Age, preoperative size may predict subclinical spread of melanoma in situ

Source: Healio; Hematology-Oncology, April 2014

NEW YORK — A patient’s age and the preoperative size of lesions may help predict subclinical spread of melanoma in situ treated with Mohs’ micrographic surgery, according to study results presented at the HemOnc Today Melanoma and Cutaneous Malignancies meeting.

Patients with melanoma in situ who undergo conventional excision may have residual disease, increasing the likelihood of recurrence and the need for additional surgery. Mohs’ micrographic surgery (MMS) enables improved detection and excision of subclinical microscopic spread, reducing the likelihood of local recurrence and the need for additional surgery, according to background information provided by researchers.

In the current study, Tuzar M. Shin, MD, PhD, and colleagues from the department of dermatology at the Hospital of the University of Pennsylvania in Philadelphia, aimed to create a prediction model for subclinical spread of melanoma in situ by assessing the clinical and pathologic factors associated with the requirement for two or more stages of microscopic clearance by MMS.

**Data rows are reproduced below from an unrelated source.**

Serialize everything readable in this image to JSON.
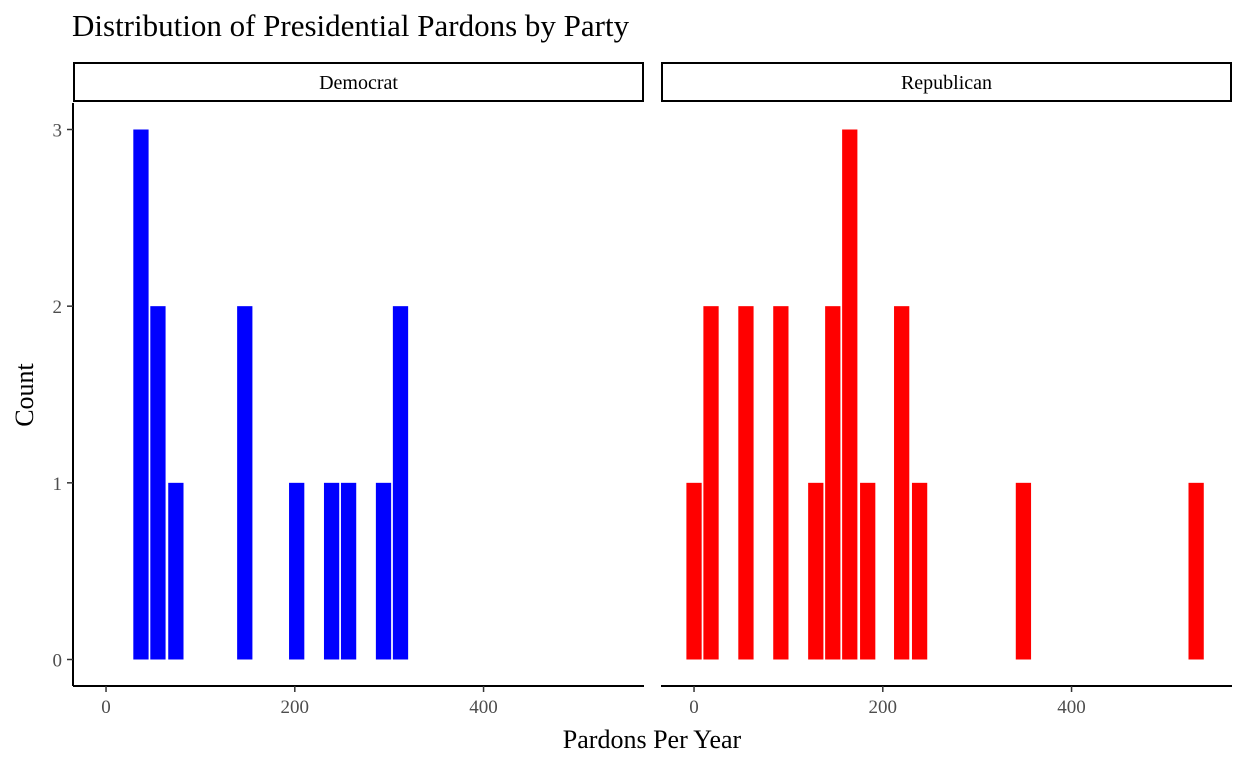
{
  "chart_data": {
    "type": "bar",
    "title": "Distribution of Presidential Pardons by Party",
    "xlabel": "Pardons Per Year",
    "ylabel": "Count",
    "xlim": [
      -35,
      570
    ],
    "ylim": [
      -0.15,
      3.15
    ],
    "x_ticks": [
      0,
      200,
      400
    ],
    "y_ticks": [
      0,
      1,
      2,
      3
    ],
    "bin_width": 18.3,
    "grid": false,
    "facets": [
      {
        "label": "Democrat",
        "color": "#0000ff",
        "bins": [
          {
            "x": 37,
            "count": 3
          },
          {
            "x": 55,
            "count": 2
          },
          {
            "x": 74,
            "count": 1
          },
          {
            "x": 147,
            "count": 2
          },
          {
            "x": 202,
            "count": 1
          },
          {
            "x": 239,
            "count": 1
          },
          {
            "x": 257,
            "count": 1
          },
          {
            "x": 294,
            "count": 1
          },
          {
            "x": 312,
            "count": 2
          }
        ]
      },
      {
        "label": "Republican",
        "color": "#ff0000",
        "bins": [
          {
            "x": 0,
            "count": 1
          },
          {
            "x": 18,
            "count": 2
          },
          {
            "x": 55,
            "count": 2
          },
          {
            "x": 92,
            "count": 2
          },
          {
            "x": 129,
            "count": 1
          },
          {
            "x": 147,
            "count": 2
          },
          {
            "x": 165,
            "count": 3
          },
          {
            "x": 184,
            "count": 1
          },
          {
            "x": 220,
            "count": 2
          },
          {
            "x": 239,
            "count": 1
          },
          {
            "x": 349,
            "count": 1
          },
          {
            "x": 532,
            "count": 1
          }
        ]
      }
    ]
  }
}
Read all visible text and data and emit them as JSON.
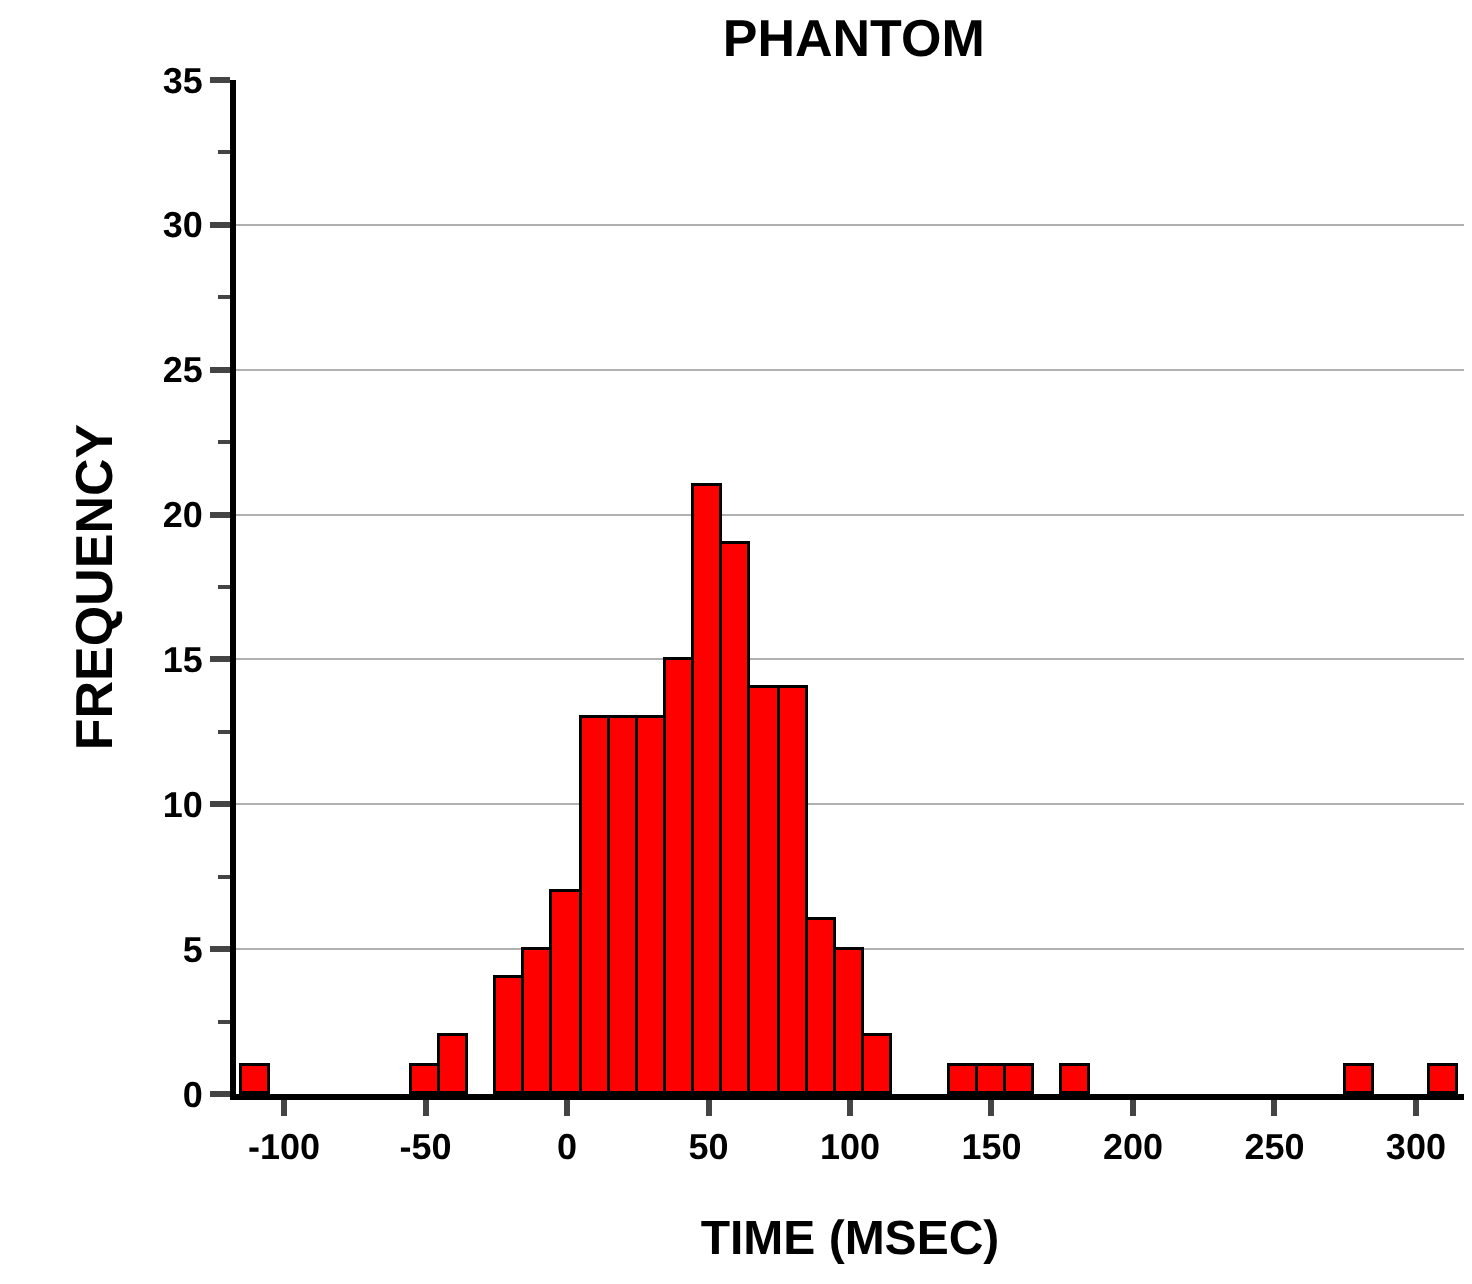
{
  "chart_data": {
    "type": "histogram",
    "title": "PHANTOM",
    "xlabel": "TIME (MSEC)",
    "ylabel": "FREQUENCY",
    "bins": [
      -115,
      -105,
      -95,
      -85,
      -75,
      -65,
      -55,
      -45,
      -35,
      -25,
      -15,
      -5,
      5,
      15,
      25,
      35,
      45,
      55,
      65,
      75,
      85,
      95,
      105,
      115,
      125,
      135,
      145,
      155,
      165,
      175,
      185,
      195,
      205,
      215,
      225,
      235,
      245,
      255,
      265,
      275,
      285,
      295,
      305,
      315
    ],
    "values": [
      1,
      0,
      0,
      0,
      0,
      0,
      1,
      2,
      0,
      4,
      5,
      7,
      13,
      13,
      13,
      15,
      21,
      19,
      14,
      14,
      6,
      5,
      2,
      0,
      0,
      1,
      1,
      1,
      0,
      1,
      0,
      0,
      0,
      0,
      0,
      0,
      0,
      0,
      0,
      1,
      0,
      0,
      1
    ],
    "color": "#ff0000",
    "xlim": [
      -117,
      317
    ],
    "xticks": [
      -100,
      -50,
      0,
      50,
      100,
      150,
      200,
      250,
      300
    ],
    "ylim": [
      0,
      35
    ],
    "yticks": [
      0,
      5,
      10,
      15,
      20,
      25,
      30,
      35
    ],
    "grid": "y"
  }
}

Shin and colleagues retrospectively analyzed a cohort of patients with melanoma in situ treated at a single center between March 2006 and September 2013. All patients underwent MMS with MART-1 immunostaining.

Researchers identified 679 cases of melanoma in situ. The cohort included 404 men (60%) and 275 women (40%). The mean age of patients was 65 years (range, 18-98).

The majority of tumors (80%) were located on the head and neck, whereas 137 tumors (20%) were found on the trunk or extremities.

Results showed 462 tumors (68%) were cleared after one stage of MMS, and 217 (32%) required an additional stage of MMS.

Shin and colleagues observed a statistically significant association between several characteristics and the need for two or more stages of MMS. Those characteristics included age ?60 years (P=.025), recurrent status (P=.0001), preoperative area ?1 cm2 (P<.0001) and anatomic location on the head and neck (P=.0009).

Results of univariate analysis showed age, preoperative size, recurrent status and lesion location on the head and neck were associated with a higher likelihood of needing two or more stages of MMS to obtain tumor-free margins. More than half (53%) of patients with recurrent lesions required two or more MMS stages to obtain tumor-free margins compared with 28.5% of patients with primary lesions.

The likelihood of clearance after one stage of MMS was greater for lesions on the trunk or extremities than lesions on the head and neck (80.3% vs. 65.5%). Among lesions on the head and neck, sites with the lowest clearance rates after one stage of MMS were the eyelid (36.4%), nose (55.6%), forehead/brow (60%), scalp/mastoid (64.4%) and ear (68.5%).

“These data support current appropriate use criteria for Mohs’ surgery to treat melanoma in situ located on the head/neck or recurrent lesions,” Shin and colleagues wrote. “Age and preoperative size, variables which are not part of the current guidelines, may help predict subclinical spread. Our results suggest that Mohs’ surgery for melanoma in situ may be useful for older patients and larger lesions.”